With Hurricane Irma currently tracking to pass just 40 miles north of St. Thomas, Gov. Kenneth Mapp urged residents Monday afternoon to assume that the Category 4 hurricane will “be more over us than away from us,” and to prepare accordingly.
“Forty miles north of St. Thomas is not a lot of space, not a lot of distance,” Mapp said at a press conference held at Government House on St. Croix. “If that storm in the next 36 hours moves more to the south, the eye will be closer to the south and if it moves even further south, we could see the strongest part of the storm. Even a Category 3 directly over the islands could affect us in a tremendous way.”
At the time of the press conference, Mapp had not declared a state of emergency but said it was bound to happen once some of the details on Irma – such as its track and wind impact – were more concrete. In a news release this afternoon, Mapp declared a state of emergency effective at 12:01 a.m. Tuesday and had activated the V.I. National Guard.
At Monday’s press conference, Federal Emergency Management Agency officials were on hand to reassure residents that certain assets and resources had been assembled on Puerto Rico and were ready to move once the storm passed.
In the meantime, Mapp said public schools, which were scheduled to open Tuesday, will remain closed, with administrators, officials and teachers expected to report early in the morning to make classroom and office preparations. With the state of emergency, certain schools and Human Services’ facilities across the territory will be ready to open as shelters, which will be staffed by American Red Cross volunteers and filled with the resources necessary to take care of anyone – including the homeless – who needs them.
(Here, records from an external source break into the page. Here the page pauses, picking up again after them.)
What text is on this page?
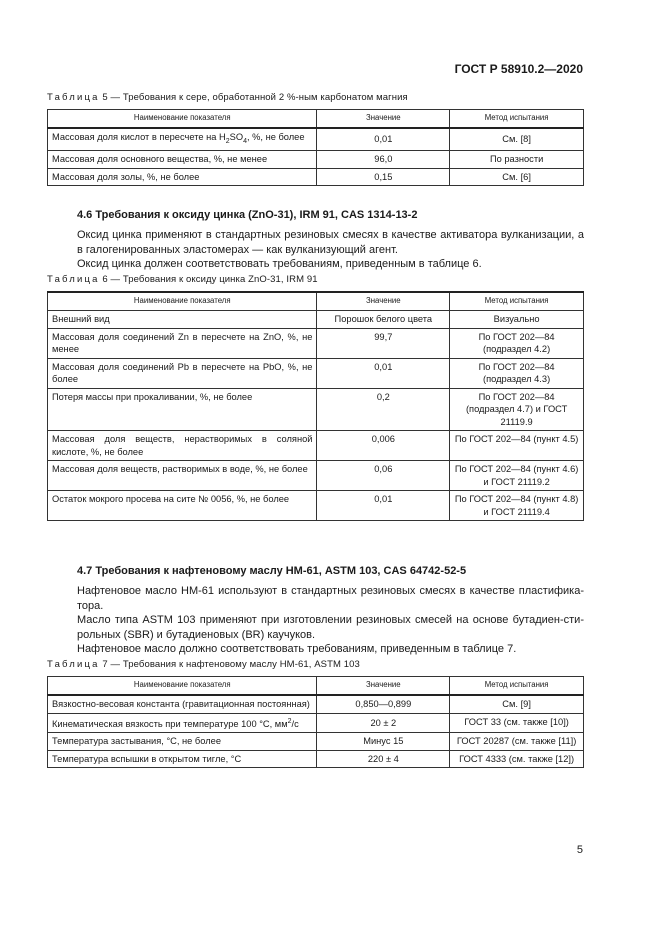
ГОСТ Р 58910.2—2020
Таблица 5 — Требования к сере, обработанной 2 %-ным карбонатом магния
Наименование показателя	Значение	Метод испытания
Массовая доля кислот в пересчете на $H_2SO_4$, %, не более	0,01	См. [8]
Массовая доля основного вещества, %, не менее	96,0	По разности
Массовая доля золы, %, не более	0,15	См. [6]
4.6 Требования к оксиду цинка (ZnO-31), IRM 91, CAS 1314-13-2
Оксид цинка применяют в стандартных резиновых смесях в качестве активатора вулканизации, а в галогенированных эластомерах — как вулканизующий агент.
Оксид цинка должен соответствовать требованиям, приведенным в таблице 6.
Таблица 6 — Требования к оксиду цинка ZnO-31, IRM 91
Наименование показателя	Значение	Метод испытания
Внешний вид	Порошок белого цвета	Визуально
Массовая доля соединений Zn в пересчете на ZnO, %, не менее	99,7	По ГОСТ 202—84 (подраздел 4.2)
Массовая доля соединений Pb в пересчете на PbO, %, не более	0,01	По ГОСТ 202—84 (подраздел 4.3)
Потеря массы при прокаливании, %, не более	0,2	По ГОСТ 202—84 (подраздел 4.7) и ГОСТ 21119.9
Массовая доля веществ, нерастворимых в соляной кислоте, %, не более	0,006	По ГОСТ 202—84 (пункт 4.5)
Массовая доля веществ, растворимых в воде, %, не более	0,06	По ГОСТ 202—84 (пункт 4.6) и ГОСТ 21119.2
Остаток мокрого просева на сите № 0056, %, не более	0,01	По ГОСТ 202—84 (пункт 4.8) и ГОСТ 21119.4
4.7 Требования к нафтеновому маслу НМ-61, ASTM 103, CAS 64742-52-5
Нафтеновое масло НМ-61 используют в стандартных резиновых смесях в качестве пластификатора.
Масло типа ASTM 103 применяют при изготовлении резиновых смесей на основе бутадиен-стирольных (SBR) и бутадиеновых (BR) каучуков.
Нафтеновое масло должно соответствовать требованиям, приведенным в таблице 7.
Таблица 7 — Требования к нафтеновому маслу НМ-61, ASTM 103
Наименование показателя	Значение	Метод испытания
Вязкостно-весовая константа (гравитационная постоянная)	0,850—0,899	См. [9]
Кинематическая вязкость при температуре 100 °С, $мм^2/с$	20 ± 2	ГОСТ 33 (см. также [10])
Температура застывания, °С, не более	Минус 15	ГОСТ 20287 (см. также [11])
Температура вспышки в открытом тигле, °С	220 ± 4	ГОСТ 4333 (см. также [12])
5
Shelters on St. Thomas are Lockhart Elementary, Nisky Moravian School, Knud Hansen Complex, Sugar Estate Headstart and the DHS community center at Schneider Regional for residents with special needs. On St. John, Julius Sprauve School and Bethany Methodist Church will open as shelters, while St. Croix’s shelters are Claude O. Markoe Elementary, St. Croix Educational Complex and the Herbert Grigg Home for the Aged.
While a final decision on government-wide shutdowns had yet to be made as of Monday evening, Mapp said meetings have been ongoing with cabinet members. Based on the discussions, the governor said he is “confident” each agency is ready to respond once Irma hits.
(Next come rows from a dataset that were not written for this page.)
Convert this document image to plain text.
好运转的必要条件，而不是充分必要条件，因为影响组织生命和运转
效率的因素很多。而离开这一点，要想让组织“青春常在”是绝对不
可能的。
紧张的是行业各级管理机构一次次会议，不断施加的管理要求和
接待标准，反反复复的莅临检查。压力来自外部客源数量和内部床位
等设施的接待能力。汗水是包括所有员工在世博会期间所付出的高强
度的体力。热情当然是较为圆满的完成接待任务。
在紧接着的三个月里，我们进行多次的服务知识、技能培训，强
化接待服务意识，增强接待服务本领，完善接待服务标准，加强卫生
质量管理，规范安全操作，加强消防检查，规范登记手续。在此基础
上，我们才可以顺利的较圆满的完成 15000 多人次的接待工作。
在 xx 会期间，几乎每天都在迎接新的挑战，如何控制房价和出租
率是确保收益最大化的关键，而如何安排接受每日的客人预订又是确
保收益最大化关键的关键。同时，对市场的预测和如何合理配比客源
“On Wednesday morning is when we expect to begin experiencing the effects of this storm,” he said. “At that time, I want everyone to understand that Irma is going to be in our region and that it could be more over us than away from us. I’m asking the people of the Virgin Islands to really prepare for a serious event.”
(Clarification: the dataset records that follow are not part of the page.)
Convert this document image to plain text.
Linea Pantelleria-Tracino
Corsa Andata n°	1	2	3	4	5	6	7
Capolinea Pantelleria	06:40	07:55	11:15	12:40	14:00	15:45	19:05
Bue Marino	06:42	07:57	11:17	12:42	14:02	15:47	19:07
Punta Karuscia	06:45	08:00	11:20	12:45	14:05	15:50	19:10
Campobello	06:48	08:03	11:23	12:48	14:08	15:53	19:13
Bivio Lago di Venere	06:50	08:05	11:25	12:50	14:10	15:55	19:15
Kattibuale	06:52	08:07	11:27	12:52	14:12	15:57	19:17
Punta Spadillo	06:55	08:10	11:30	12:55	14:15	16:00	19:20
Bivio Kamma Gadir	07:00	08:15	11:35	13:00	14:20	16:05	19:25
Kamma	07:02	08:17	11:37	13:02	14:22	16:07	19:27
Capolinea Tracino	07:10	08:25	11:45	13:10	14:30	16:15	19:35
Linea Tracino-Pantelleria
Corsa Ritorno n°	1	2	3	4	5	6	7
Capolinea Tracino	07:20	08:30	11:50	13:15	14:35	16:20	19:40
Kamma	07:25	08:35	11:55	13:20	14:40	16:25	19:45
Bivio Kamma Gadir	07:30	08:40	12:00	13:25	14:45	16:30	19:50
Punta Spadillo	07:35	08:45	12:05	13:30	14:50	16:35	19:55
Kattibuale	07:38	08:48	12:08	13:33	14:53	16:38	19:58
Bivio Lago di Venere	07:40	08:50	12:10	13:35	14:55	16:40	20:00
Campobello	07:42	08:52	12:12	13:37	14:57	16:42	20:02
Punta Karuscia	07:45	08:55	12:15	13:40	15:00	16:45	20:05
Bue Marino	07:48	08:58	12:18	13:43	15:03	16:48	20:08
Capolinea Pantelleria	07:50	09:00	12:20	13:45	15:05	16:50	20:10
Mapp said meetings with cabinet members, FEMA administrators and V.I. Territorial Emergency Management Agency officials will continue into Tuesday, and another press conference will be held in the afternoon to discuss updates. In the meantime, he added that agencies across government – including the V.I. Water and Power Authority and Public Works – are prepared to hold down the fort.
WAPA, Mapp explained, has a month of diesel and propane on hand to keep the territory running and has plans to keep the lights on during the storm. Water tanks have been filled and the governor added that residents should disconnect their downspouts late Tuesday to make sure that water reserves are not contaminated by runoff.
Public Works is also prepared to clear debris, deal with downed trees and road blocks, he said, while ambulances are being positioned at local fire stations to better deal with emergency response to injuries.
The governor encouraged boaters to continue working with Planning and Natural Resources to secure their boats, which can be anchored at safe harbors in Flamingo Bay (St. Thomas,) Chocolate Hole (St. John) and Salt River (St. Croix.)
Residents are encouraged to stay away from beaches as Irma gets closer and told the 5,000 visitors staying in the territory to be careful during the storm, stay inside, and not see the hurricane as “part of the vacation experience.”
He also asked hoteliers, who might be seeing in influx of both residents and tourists relocating from low lying areas, to keep their prices down as rooms book up.
“This is not a bonanza,” he said. Mapp added that the state of emergency declaration allows the government to regulate the prices of commodities and keep them in sync with price listings submitted by businesses each month during hurricane season.
Seaports will be closed by 8 p.m. tomorrow, but Mapp said he would be making a final announcement about ferry service between St. Thomas and St. John, which he said is necessary for residents making final supply runs. Without knowing if service can be extended beyond 8 p.m., Mapp encouraged residents to get their shopping and errands finished up during the day. At the airports, flights appear to be running as usual on Tuesday but the territory is seeing some cancellations starting Wednesday, he said.